Protest Erupts At Berkeley
Hundreds of protesters jammed into a sun-washed plaza Wednesday to demand the University of California expel a young man who kept silent about the murder of a 7-year-old girl at a Nevada casino.
The demonstration focused on Berkeley sophomore David Cash Jr. of La Palma. The protesters wanted to make it clear they think he had the chance to save the life of 7-year-old Sherrice Iverson, but did nothing.
"He was in the bathroom ... and he didn't do (anything) about it," said the girl's mother, Yolanda Manuel, who traveled from Southern California with about 50 others to attend. "He could have stopped it. I'm very outraged. He is an accomplice to murder."
Cash, 19, has admitted seeing his friend Jeremy Strohmeyer struggling with the little girl in a bathroom of the Primadonna casino in Pimm, 40 miles outside of Las Vegas in May 1997.
Cash says he left before the girl was injured. But he also says Strohmeyer told him later what had happened, and Cash never came forward.
Strohmeyer goes on trial Monday in Las Vegas on charges that he kidnapped, raped and strangled Iverson in May 1997.
Many at the rally felt Cash should be tossed out of the university, where he is studying nuclear engineering. The university says they have no recourse because he hasn't been charged.
"UC officials are disturbed by the murder and the incidents we've read about in the press, but the legal process has to take its course. He has not been charged," said Berkeley spokesman Jesus Pena.
Others at the rally thought expulsion wasn't a harsh enough penalty.
"If you walk into a bank with me and I rob the bank, you're an accomplice," said Clarence Block Jr., a paralegal from San Francisco who took the day off to attend the rally. "This man is not just a witness. He did not make a bad judgment call. He is an accomplice ... he should have been put in jail."
Cash, in an electronic mail message to the San Francisco Chronicle, said Tuesday he was "completely ignorant" of the circumstances of the slaying.
"Most people seem to be under the impression that I was in a position to stop the heinous crime," the newspaper quoted Cash in a story published Wednesday. "I did not witness the alleged molestation and murder."
Cash also blamed the media for casting him in an "inaccurate and rather unfair light."
But Najee Ali, an Islamic minister who has been working on behalf of the victim's mother, called Cash a "liar."
"He's nothing more than a coward who has the blood of a little baby on his hands," Ali told the Chronicle.
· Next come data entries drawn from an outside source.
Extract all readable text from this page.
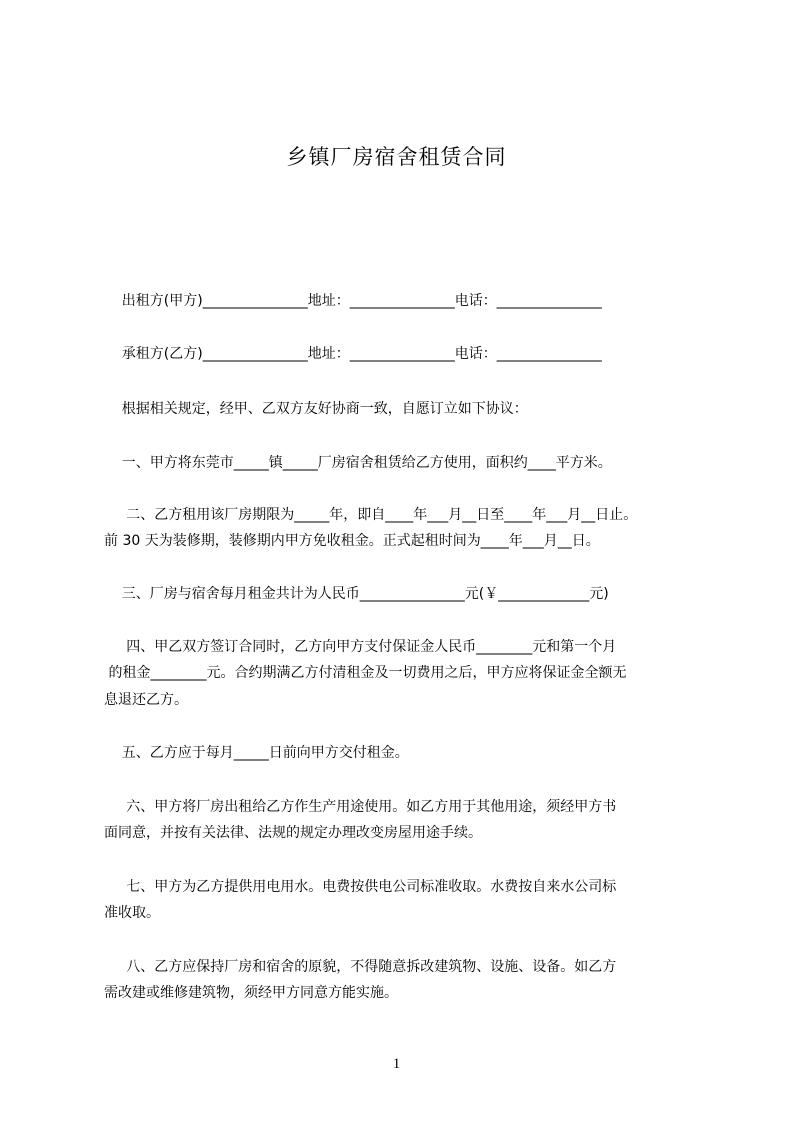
乡镇厂房宿舍租赁合同
出租方(甲方)_______________地址：_______________电话：_______________
承租方(乙方)_______________地址：_______________电话：_______________
根据相关规定，经甲、乙双方友好协商一致，自愿订立如下协议：
一、甲方将东莞市_____镇_____厂房宿舍租赁给乙方使用，面积约____平方米。
二、乙方租用该厂房期限为_____年，即自____年___月__日至____年___月__日止。
前 30 天为装修期，装修期内甲方免收租金。正式起租时间为____年___月__日。
三、厂房与宿舍每月租金共计为人民币_______________元(￥_____________元)
四、甲乙双方签订合同时，乙方向甲方支付保证金人民币________元和第一个月
的租金________元。合约期满乙方付清租金及一切费用之后，甲方应将保证金全额无
息退还乙方。
五、乙方应于每月_____日前向甲方交付租金。
六、甲方将厂房出租给乙方作生产用途使用。如乙方用于其他用途，须经甲方书
面同意，并按有关法律、法规的规定办理改变房屋用途手续。
七、甲方为乙方提供用电用水。电费按供电公司标准收取。水费按自来水公司标
准收取。
八、乙方应保持厂房和宿舍的原貌，不得随意拆改建筑物、设施、设备。如乙方
需改建或维修建筑物，须经甲方同意方能实施。
1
Demonstrators were particularly outraged by statements Cash made in interviews. He told two Los Angeles radio stations he didn't know the victim and so could feel remorse only for Strohmeyer. The Los Angeles Times quoted Cash saying, "I'm not going to get upset over somebody ele's life. I just worry about myself first."
The newspaper also reported Cash said the notoriety made it easier for him to "score with women."
But Cash, in his letter to the Chronicle, said that was not true. He also said he felt sympathy for the victim's family.
There was little sympathy expressed for Cash. One leaflet, written in black on blue paper, carried this message: "David, may this stigma and your infamy haunt you for the remainder of your life. At least you have one, unlike Sherrice."